I have the following series: $$ \sum\limits_{n=1}^{\infty} \frac{\sin(n)}{3n^p-\sin(n)} $$ and I want to show that this series diverges for $0<p \leqslant \frac 1 2$. I tried to write $$ \frac{\sin(n)}{3n^p - \sin(n)} = \frac{\sin(n)}{3n^p} \left(1-\frac{\sin(n)}{3n^p}\right)^{-1} = \frac{\sin(n)}{3n^p}\left(1+\frac{\sin(n)}{3n^p}+\cdots \right) \\ = \frac{\sin(n)}{3n^p} \left(1+\frac{\sin(n)}{3n^p}+\cdots+\frac{\sin^k(n)}{(3n^p)^{k}} \left(1-\frac{\sin(n)}{3n^p}\right)^{-1}\right) \\ = \frac{\sin(n)}{3n^p} + \frac{\sin^2(n)}{(3n^p)^{2}}+\cdots+\frac{\sin^k(n)}{(3n^p)^k} + \frac{\sin^{k+1}(n)}{(3n^p)^k \bigl( 3n^p-\sin(n) \bigr)} $$ and then choose for any fixed $p$ such $k$ that $pk > 1$ so that the series related to last term converge. The series related to first term converges for any $p>0$. So there is a problem to show that the series, related to group of terms from first to $k$-th diverges. For each of these terms I can show this by expanding $\sin^m(n)$ as a sum of sines and cosines in first power and constants. But how can I show that the resulting sum will correspond to an also divergent series? Maybe there is some better way to show that my series diverges?

Answer 1

Summation by parts gives the convergence of $\sum_n\frac{\sin n}{n^p}$, so we have to deal with the convergence of $\sum_n a_n$, where $a_n:=\sin n\left(\frac 1{3n^p-\sin n}-\frac 1{3n^p}\right)=\frac{\sin^2n}{3n^p(3n^p-\sin n)}$.
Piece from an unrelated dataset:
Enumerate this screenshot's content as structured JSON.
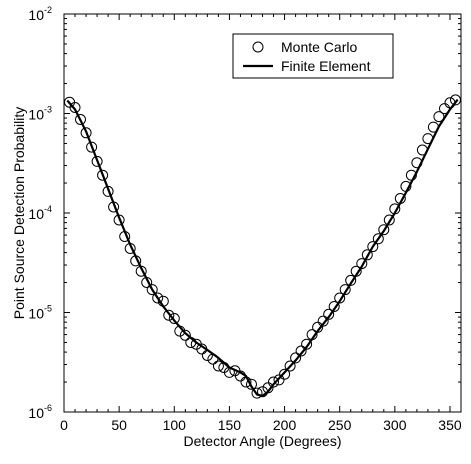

We have a series with non negative terms, and $a_n\sim\frac{\sin^2n}{9n^{2p}}$.

Rewriting $\sin^2n$ as $1-\cos(2n)$ (up to a multiplicative constant), noticing that $\sum_n\frac{\cos(2n)}{n}$ is convergent and $\sum_n\frac 1{n^{2p}}$ is divergent, we conclude the divergence of the initial series.